求大神解答~~高中数学等比数列、等差数列的问题,急求!
求大神解答~~高中数学等比数列、等差数列的问题,急求!
1.Setting n=5 in a_5*a_{2n-5}=2^{2n} yields a_5=2^5.Putting it back yields a_{2m-1}=2^{2m-1} for any m>=1.So the desired number is 1+3+5+...+(2n-1)=n^2.
2.Suppose a_5=x.Then a_4=x/q,a_6=xq,and a_7=xq^2.So 2(1+q^2)=1/q+q.Solving it we get q=1/2 or q=i or q=-i.

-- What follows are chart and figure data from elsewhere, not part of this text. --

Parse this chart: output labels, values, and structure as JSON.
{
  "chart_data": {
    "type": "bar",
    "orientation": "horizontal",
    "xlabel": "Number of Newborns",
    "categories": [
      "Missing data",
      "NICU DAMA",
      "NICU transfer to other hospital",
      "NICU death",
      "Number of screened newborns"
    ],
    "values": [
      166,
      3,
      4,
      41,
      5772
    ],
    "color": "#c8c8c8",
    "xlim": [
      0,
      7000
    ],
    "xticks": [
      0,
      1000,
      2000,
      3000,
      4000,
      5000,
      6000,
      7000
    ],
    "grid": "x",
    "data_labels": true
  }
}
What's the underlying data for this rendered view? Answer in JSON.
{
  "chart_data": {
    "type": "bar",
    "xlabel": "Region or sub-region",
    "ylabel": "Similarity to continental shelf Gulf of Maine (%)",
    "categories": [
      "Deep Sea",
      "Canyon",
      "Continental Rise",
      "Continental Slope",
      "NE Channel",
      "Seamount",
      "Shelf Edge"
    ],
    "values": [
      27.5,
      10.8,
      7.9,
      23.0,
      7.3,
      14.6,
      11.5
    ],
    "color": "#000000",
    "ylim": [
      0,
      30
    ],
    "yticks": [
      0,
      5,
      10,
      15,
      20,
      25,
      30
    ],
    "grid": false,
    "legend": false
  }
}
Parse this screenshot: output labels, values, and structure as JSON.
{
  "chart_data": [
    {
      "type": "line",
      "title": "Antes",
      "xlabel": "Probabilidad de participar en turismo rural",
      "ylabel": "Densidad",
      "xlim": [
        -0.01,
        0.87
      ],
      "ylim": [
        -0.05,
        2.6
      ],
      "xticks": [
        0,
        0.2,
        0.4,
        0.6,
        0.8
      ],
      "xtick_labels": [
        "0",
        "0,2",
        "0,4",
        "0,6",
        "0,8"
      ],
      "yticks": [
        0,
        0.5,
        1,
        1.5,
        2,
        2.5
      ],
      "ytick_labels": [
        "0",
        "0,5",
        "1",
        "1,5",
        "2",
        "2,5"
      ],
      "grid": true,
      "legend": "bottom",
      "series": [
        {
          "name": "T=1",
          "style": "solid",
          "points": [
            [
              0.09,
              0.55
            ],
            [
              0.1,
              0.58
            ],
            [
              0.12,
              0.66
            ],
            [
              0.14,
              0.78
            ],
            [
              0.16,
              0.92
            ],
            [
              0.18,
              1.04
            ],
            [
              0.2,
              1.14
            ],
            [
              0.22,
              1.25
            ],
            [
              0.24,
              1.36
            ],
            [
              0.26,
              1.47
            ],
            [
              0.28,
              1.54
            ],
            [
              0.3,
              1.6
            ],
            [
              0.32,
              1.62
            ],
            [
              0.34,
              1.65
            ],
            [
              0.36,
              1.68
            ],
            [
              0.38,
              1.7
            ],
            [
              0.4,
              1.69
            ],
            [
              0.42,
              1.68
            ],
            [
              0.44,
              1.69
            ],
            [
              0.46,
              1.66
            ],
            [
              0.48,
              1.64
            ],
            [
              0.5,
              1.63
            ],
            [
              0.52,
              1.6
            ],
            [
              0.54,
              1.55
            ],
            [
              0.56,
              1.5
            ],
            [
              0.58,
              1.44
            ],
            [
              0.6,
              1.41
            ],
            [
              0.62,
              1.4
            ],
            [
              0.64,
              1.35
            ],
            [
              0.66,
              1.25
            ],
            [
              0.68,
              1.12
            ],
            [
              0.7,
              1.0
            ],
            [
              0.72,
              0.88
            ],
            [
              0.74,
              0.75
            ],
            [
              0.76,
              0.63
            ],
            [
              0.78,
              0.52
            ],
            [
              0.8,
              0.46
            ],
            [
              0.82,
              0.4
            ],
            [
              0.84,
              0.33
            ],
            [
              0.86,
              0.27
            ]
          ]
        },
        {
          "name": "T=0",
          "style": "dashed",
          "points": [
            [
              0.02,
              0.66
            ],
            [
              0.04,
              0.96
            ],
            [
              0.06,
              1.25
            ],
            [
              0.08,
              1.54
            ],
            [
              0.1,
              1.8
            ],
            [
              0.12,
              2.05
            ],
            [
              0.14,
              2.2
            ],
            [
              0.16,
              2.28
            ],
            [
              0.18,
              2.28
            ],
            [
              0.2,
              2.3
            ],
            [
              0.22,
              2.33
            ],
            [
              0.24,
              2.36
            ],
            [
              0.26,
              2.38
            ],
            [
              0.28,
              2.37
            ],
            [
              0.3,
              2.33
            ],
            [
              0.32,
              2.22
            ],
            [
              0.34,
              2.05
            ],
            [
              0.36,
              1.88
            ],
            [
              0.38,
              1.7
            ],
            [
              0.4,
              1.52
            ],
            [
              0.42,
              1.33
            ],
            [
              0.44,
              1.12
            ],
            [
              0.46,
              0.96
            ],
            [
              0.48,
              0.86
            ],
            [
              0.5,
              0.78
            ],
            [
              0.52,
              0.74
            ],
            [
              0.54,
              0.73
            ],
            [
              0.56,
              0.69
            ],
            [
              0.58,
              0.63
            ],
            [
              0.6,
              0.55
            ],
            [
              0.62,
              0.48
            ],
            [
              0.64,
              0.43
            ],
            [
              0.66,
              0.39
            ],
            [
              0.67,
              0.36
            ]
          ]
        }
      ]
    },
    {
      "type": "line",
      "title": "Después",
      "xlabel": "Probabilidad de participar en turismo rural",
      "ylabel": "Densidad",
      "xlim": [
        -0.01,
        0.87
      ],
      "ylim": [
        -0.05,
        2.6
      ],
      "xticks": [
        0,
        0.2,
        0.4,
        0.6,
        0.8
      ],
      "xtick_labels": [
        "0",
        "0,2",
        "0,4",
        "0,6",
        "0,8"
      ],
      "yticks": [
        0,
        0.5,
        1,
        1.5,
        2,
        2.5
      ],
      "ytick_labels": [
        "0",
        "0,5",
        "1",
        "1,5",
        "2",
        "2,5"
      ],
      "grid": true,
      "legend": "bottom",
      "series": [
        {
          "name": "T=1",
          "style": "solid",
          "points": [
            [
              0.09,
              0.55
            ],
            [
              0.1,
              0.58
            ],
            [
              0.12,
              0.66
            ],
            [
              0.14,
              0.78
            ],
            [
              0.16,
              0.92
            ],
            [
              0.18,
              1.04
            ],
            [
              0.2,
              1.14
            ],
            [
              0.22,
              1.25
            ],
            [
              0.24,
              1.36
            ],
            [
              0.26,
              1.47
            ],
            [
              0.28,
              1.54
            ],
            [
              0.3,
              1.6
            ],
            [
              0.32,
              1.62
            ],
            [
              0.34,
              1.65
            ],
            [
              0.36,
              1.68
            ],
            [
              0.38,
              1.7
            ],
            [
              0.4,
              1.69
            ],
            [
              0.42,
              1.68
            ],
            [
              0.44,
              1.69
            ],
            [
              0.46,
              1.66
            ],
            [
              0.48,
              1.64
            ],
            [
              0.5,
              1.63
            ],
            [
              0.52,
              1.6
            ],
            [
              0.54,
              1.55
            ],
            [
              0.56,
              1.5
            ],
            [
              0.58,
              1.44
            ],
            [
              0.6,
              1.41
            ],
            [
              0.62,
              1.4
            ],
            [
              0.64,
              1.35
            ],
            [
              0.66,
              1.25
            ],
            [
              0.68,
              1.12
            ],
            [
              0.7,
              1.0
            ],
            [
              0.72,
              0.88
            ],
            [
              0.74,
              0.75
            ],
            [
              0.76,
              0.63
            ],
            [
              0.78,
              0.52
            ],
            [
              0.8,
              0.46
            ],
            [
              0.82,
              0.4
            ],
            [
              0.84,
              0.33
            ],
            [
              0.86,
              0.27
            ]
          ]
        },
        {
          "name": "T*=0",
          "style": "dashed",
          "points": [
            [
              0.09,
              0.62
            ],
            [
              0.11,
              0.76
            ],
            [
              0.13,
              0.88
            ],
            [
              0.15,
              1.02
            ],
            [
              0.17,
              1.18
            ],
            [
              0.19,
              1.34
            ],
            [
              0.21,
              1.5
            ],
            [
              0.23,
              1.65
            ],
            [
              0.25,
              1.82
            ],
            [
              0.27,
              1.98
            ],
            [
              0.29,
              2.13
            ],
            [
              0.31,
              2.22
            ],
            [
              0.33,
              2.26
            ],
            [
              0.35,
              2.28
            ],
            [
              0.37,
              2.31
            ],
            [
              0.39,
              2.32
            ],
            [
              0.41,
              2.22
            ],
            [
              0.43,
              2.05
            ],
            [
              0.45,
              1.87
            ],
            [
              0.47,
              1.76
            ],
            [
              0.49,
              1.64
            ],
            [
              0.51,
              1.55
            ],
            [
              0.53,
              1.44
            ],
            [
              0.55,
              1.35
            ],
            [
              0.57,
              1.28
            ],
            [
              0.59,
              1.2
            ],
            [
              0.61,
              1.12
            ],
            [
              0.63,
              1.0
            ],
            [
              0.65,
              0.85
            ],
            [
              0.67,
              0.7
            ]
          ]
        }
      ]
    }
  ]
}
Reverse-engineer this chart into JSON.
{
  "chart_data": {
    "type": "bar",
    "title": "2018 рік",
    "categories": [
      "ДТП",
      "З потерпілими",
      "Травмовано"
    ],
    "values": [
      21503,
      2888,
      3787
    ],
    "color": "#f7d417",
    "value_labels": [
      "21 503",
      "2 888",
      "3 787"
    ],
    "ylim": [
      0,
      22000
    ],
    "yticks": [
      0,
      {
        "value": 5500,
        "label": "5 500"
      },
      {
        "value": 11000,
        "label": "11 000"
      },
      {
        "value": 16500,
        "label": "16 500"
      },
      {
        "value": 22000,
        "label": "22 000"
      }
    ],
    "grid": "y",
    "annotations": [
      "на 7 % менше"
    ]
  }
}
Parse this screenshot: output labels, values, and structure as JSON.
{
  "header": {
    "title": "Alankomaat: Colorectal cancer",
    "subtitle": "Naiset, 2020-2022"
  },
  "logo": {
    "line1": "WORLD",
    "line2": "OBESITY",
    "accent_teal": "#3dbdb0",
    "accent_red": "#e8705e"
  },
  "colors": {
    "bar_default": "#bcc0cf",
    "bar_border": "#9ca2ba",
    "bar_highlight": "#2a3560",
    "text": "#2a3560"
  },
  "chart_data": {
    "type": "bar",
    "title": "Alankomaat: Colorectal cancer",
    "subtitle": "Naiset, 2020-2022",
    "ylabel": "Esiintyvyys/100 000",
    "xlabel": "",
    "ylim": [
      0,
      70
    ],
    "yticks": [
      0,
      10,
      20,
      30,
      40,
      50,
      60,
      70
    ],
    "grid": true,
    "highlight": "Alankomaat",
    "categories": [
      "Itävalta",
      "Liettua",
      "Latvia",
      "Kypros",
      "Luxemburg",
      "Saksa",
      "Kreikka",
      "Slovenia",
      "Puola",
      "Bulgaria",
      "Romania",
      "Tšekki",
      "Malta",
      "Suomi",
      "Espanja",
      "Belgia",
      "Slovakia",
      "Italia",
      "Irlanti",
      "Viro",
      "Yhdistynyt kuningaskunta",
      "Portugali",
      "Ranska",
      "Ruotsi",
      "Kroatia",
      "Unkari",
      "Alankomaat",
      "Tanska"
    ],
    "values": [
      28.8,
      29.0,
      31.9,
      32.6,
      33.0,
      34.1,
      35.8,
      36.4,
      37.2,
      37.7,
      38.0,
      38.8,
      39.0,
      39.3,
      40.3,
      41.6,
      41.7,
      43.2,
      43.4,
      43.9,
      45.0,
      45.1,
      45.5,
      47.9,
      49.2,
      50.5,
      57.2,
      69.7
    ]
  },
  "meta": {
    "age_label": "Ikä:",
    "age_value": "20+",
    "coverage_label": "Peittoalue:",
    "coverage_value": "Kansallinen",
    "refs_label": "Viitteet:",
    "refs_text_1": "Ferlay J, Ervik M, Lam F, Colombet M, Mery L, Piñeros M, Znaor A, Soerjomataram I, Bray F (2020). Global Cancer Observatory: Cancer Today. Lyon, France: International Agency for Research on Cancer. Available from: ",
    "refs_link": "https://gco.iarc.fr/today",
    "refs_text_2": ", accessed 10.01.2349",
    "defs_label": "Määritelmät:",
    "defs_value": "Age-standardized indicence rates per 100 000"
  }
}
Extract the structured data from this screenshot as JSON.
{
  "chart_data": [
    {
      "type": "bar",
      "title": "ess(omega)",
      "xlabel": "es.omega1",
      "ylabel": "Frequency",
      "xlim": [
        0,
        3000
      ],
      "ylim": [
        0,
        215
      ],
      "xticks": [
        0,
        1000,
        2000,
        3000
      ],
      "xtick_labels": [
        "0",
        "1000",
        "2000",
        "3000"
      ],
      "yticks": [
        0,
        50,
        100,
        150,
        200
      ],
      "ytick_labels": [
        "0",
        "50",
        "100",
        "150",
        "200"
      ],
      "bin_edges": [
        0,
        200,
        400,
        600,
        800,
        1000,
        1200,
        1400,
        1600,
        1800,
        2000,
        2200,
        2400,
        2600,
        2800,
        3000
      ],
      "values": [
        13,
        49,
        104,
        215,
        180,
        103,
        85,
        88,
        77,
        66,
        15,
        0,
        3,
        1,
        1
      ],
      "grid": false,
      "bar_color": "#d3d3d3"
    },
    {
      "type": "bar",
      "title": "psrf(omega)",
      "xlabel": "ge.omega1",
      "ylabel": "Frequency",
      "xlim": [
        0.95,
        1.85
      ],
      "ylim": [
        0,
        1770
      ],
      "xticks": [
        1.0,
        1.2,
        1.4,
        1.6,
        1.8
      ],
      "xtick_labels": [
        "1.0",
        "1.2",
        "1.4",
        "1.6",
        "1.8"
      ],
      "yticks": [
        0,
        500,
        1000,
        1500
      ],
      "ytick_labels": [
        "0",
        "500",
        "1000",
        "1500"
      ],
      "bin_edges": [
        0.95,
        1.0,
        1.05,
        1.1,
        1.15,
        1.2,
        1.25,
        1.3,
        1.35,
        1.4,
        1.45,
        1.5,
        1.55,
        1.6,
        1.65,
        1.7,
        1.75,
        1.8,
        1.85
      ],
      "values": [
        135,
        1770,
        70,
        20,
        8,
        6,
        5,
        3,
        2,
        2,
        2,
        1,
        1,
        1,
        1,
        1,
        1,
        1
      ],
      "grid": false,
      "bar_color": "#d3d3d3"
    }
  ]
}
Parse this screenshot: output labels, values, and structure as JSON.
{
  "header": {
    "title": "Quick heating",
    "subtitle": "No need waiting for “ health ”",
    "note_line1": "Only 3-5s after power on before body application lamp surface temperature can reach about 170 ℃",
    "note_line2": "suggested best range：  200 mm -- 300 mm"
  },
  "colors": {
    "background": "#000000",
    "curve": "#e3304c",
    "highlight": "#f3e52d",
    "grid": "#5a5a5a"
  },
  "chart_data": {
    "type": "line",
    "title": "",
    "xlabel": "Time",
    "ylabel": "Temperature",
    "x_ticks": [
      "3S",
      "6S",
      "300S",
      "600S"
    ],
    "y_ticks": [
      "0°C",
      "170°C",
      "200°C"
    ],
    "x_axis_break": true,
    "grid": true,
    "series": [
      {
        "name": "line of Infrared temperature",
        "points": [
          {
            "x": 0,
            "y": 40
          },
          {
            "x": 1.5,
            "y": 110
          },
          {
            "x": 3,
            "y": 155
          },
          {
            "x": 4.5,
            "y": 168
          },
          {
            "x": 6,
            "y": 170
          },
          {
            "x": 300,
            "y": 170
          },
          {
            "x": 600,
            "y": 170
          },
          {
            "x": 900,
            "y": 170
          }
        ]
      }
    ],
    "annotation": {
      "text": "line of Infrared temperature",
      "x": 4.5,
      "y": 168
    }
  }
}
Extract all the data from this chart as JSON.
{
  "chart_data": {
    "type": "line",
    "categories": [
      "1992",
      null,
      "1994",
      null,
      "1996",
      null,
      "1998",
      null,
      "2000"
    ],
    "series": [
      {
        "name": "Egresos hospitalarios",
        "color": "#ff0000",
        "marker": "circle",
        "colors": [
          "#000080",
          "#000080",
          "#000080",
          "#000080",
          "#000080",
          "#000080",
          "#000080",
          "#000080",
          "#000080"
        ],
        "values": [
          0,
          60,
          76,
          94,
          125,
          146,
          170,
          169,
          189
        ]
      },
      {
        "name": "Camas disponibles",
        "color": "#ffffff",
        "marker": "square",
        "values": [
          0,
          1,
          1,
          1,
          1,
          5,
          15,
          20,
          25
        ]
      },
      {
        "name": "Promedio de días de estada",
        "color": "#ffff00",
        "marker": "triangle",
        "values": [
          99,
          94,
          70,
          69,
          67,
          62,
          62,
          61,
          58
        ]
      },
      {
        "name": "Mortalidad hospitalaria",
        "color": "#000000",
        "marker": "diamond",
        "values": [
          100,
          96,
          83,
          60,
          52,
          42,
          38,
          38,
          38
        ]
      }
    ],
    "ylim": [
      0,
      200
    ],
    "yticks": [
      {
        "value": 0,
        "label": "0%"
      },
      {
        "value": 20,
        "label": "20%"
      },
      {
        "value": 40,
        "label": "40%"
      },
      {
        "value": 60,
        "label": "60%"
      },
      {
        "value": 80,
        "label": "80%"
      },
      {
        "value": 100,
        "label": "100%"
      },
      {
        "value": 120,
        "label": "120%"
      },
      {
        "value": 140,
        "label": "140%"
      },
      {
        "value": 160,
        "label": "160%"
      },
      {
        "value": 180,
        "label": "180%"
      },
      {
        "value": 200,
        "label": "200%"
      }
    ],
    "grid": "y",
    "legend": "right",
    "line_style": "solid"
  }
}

3.Computing the first terms of b_n,we see that it is not a geometric progression.The second problem can be solved by the characteristic root method.But I believe the question was wrongly printed.
4.b_1=1 and b_{n+1}*(n+1)=(n+1)*b_n+n+1/2^n.Again,it is solvable but I believe the question was wrongly printed.The corrected version could be a_{n+1}=(1+1/n)a_n+(n+1)/2^n.In other words,it seems that the last two summands should be replaced by (n+1)/(2^n).Here is a hint for solving such questions:for Q4(1),write the recurrence as b_{n+1}-b_n=***,then solve the arithmetic progression b_n; for Q4(2),use the answer of Q4(1).